Au cœur de l’expérience

Écologiste spécialisée dans le monde animal, Monica Gagliano a choqué le monde de la botanique avec des expériences sur la sensitive (Mimosa pudica), plante dont les feuilles ressemblant à des fougères se replient immédiatement quand elles sont touchées. Avec son équipe, elle a fait tomber des plants de sensitive soixante fois de suite à quelques 15 centimètres de hauteur sur une surface rembourrée et découvert que certains mimosas ferment à peine leurs feuilles après seulement quatre, cinq ou six manipulations, comme s’ils avaient décidé que le stimulus pouvait être ignoré sans risque. Au final, les feuilles restaient toutes déployées (étude publiée en 2014). Dans une expérience avec des plants de pois communs (Pisum sativum), Gagliano et son équipe ont montré comment les racines des plantes poussaient en direction d’un son produit par de l’eau mais évitaient les sons artificiels. D’autres expériences comportementales sur les réponses aux stimuli des sens et de l’apprentissage ont été réalisées : il a été démontré que les extrémités des racines des plantes perçoivent non seulement la gravité, les marées, la clarté de la lune, l’humidité, la lumière, la pression et la dureté, mais aussi le volume, l’azote, le phosphore, le sel, les substances toxiques, les microbes et les signaux chimiques émis par des plantes voisines.

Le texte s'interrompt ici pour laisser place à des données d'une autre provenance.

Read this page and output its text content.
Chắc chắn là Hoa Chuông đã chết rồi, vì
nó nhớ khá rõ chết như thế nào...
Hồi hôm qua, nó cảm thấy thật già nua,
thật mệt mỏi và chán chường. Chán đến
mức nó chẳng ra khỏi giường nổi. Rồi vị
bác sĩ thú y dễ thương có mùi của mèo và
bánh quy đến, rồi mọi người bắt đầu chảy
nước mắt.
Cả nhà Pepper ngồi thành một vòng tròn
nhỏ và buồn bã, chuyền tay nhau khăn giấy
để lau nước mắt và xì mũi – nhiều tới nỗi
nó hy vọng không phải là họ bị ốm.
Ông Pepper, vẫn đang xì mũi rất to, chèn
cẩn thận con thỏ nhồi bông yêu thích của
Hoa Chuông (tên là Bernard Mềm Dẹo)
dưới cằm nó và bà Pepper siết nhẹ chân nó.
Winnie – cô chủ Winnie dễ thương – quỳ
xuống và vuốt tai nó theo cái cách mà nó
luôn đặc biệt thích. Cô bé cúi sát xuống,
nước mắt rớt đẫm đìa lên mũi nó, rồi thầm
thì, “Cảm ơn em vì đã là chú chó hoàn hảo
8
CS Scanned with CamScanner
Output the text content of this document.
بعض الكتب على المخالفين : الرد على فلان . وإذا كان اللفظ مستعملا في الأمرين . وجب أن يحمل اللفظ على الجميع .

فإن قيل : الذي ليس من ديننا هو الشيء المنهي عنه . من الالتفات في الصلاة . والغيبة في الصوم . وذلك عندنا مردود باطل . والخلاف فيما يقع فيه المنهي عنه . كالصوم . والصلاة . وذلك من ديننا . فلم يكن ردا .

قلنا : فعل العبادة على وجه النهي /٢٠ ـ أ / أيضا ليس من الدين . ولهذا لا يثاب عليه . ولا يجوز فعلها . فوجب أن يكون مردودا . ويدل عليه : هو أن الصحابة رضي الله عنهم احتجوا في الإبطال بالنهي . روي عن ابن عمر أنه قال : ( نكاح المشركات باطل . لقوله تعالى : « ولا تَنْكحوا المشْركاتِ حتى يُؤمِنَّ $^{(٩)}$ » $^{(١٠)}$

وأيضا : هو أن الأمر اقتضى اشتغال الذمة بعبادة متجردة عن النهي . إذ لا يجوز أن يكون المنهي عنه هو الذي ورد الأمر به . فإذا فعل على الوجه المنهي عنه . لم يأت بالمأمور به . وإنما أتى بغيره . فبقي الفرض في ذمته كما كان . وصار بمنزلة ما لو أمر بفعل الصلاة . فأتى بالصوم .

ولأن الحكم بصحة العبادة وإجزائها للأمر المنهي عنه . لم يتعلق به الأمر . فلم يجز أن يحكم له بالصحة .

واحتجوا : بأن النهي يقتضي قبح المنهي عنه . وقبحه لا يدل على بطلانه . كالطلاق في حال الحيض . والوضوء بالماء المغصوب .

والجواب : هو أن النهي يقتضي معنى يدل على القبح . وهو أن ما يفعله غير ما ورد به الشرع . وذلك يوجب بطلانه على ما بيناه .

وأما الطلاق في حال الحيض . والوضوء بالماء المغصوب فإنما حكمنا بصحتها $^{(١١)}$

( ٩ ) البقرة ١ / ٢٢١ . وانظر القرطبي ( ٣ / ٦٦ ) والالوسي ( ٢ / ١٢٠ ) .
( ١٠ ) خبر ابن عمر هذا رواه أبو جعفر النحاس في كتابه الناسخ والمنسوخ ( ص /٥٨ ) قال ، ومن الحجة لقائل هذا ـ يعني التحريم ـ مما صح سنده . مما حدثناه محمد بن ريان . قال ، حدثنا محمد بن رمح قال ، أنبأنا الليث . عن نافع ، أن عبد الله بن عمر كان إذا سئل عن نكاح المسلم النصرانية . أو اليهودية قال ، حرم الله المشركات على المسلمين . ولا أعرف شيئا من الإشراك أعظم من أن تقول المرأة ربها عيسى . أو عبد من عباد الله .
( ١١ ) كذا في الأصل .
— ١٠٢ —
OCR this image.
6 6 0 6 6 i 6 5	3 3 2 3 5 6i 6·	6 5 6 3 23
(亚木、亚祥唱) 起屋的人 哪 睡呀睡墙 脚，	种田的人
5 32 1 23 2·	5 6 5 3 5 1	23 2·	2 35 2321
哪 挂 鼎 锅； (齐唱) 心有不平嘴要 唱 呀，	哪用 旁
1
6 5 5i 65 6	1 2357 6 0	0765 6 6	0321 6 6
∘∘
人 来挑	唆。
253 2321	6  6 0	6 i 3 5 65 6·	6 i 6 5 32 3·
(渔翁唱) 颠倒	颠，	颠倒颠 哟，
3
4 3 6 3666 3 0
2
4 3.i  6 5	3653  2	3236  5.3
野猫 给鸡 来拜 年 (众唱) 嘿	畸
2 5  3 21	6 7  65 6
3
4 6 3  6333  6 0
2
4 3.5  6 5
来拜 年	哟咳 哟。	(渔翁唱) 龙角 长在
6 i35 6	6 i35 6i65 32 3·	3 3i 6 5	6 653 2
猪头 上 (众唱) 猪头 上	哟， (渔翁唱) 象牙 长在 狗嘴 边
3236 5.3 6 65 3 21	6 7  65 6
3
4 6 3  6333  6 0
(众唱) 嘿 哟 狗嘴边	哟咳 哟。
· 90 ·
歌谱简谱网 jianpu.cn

Les racines peuvent reconnaître si les racines voisines sont les leurs, leur sont apparentées ou étrangères. Bien que les plantes soient généralement en compétition pour l’espace racinaire, quatre plantes marines étroitement apparentées (Cakile edentula) se développant dans le même pot ont limité leur comportement concurrentiel habituel et partagé leurs ressources. Les végétaux recueillent et intègrent donc des informations environnementales, et « décident » ensuite avec précision (certains scientifiques utilisent des guillemets pour suggérer une métaphore à l’œuvre tandis que d’autres les laissent tomber) où placer leurs racines ou leurs feuilles.